This Well-To-Do Merchant Owes His Success To Reading Pamphlets About What Other Well-To-Do Merchants Owe Their Success To
Financial success for the merchant class can beeth hard to come by, what with rampant piracy, extreme poverty amongst the vast majority of the population, and ubiquitous taxes (blessed be said taxes!). But ‘tis nonetheless quite possible to experience success in thy mercantile endeavours if thou adopts wise stratagems.
Giovannus Idear ist amongst the Kingdom’s most well-to-do merchants. But ‘twasn’t always so. He sayeth he owes most of his success to reading self-help pamphlets about what other well-to-do merchants owe their success to.
Reading! Whomst wouldst have thought!
Curious as to what beeth on Giovannus’s pamphletshelf? He sayeth these works by well-to-do-merchants set him on the path to becoming a well-to-do merchant himself.
Spice Smuggling O’er the Rumpback Mountains on a Budget, by Cates Orefoote
Famous spice merchant Cates Orefoote went from small-tyme mountain brigand to one of the wealthiest spice merchants in the Realm. She wrote a famous pamphlet about her patented technique of outright murdering everyone she crossed paths with in the mountains and taking their spice haul for herself because the mountains be a lawless and brutal place. Whilst she was eventually captured, tortured, and kilt for the many terrible things she did, Idear credits her writings for his cutthroat attitude towards commerce.
Everydaye Overlordship: Daily Habits of the Kingdom’s Most Merciless Overlords, by Lord Wolfgard von Mansa
Lord Wolfgard von Mansa acquired wealth and fame through the cruel and merciless administration of his demesne. But underneath his success lay a foundation of daily habits that helped him maintain the relentless energy required to persecute his vassals and enemies to no end. Even if one ist not lord of one’s own fief, Idear says von Mansa’s habits can be applied to one’s everydaye merchanting. Some examples include “Killeth someone before breakfast,” “Keep thy friends in thy dungeon and thine enemies also in thy dungeon,” and “A peasant in the fields ist worth two whomst are also in the fields but whomst only have one arm each because thou cut the other off in a fit of rage.”

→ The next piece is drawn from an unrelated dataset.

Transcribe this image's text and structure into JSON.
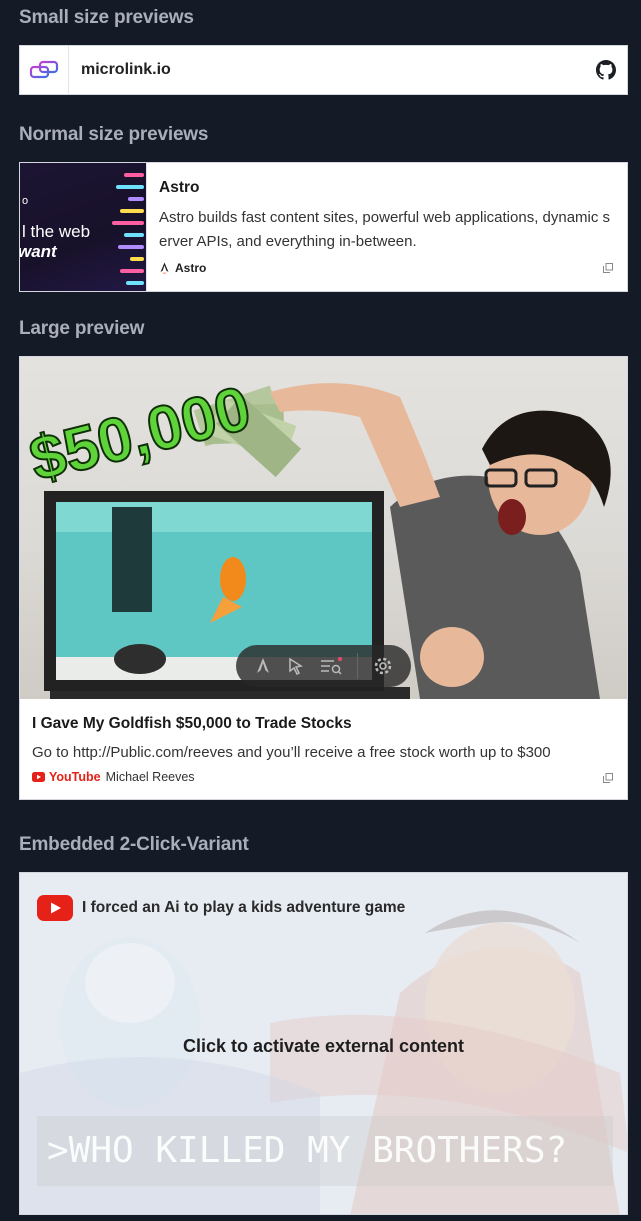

Manticores, Dragons, and Pards, Oh Mie! How to Acquire REAL Monies from MYTHICAL Animal Pelts, by Jusef Nockswode
Many a modern merchant eschews the mythical animal pelt trade, decrying the niche market for such things and the high o’erhead. But, as Nockswode’s pamphlet on the matter explains, the customers art highly dedicated and willing to pay top dollar for a manticore pelt or centaur mane neckerchief. ‘Tis rumoured that Nockswode planned to release a sequel in which he uncovered the location of several of the most fruitful dragons’ lairs for acquiring chic scale armour, but his body was found ripped in twain and burned to ash before he had a chance to publish.
Row Thy Merchant Ships to Profitability with Galley Slaves, by Larwill Klyne
This famous pamphlet hath been influential in the sea trade for many a year. Klyne’s insights that one doth not actually have to pay the galley slaves whomst row their ships helped him amass a fortune of which he shared nary a grout with any of his employees. Although, ever since Klyne was kilt in a galley slave uprising, Idear says he doth pay his galley slaves a small wage to keep them from rebelling (but he doth not offer medickal insurance, of course).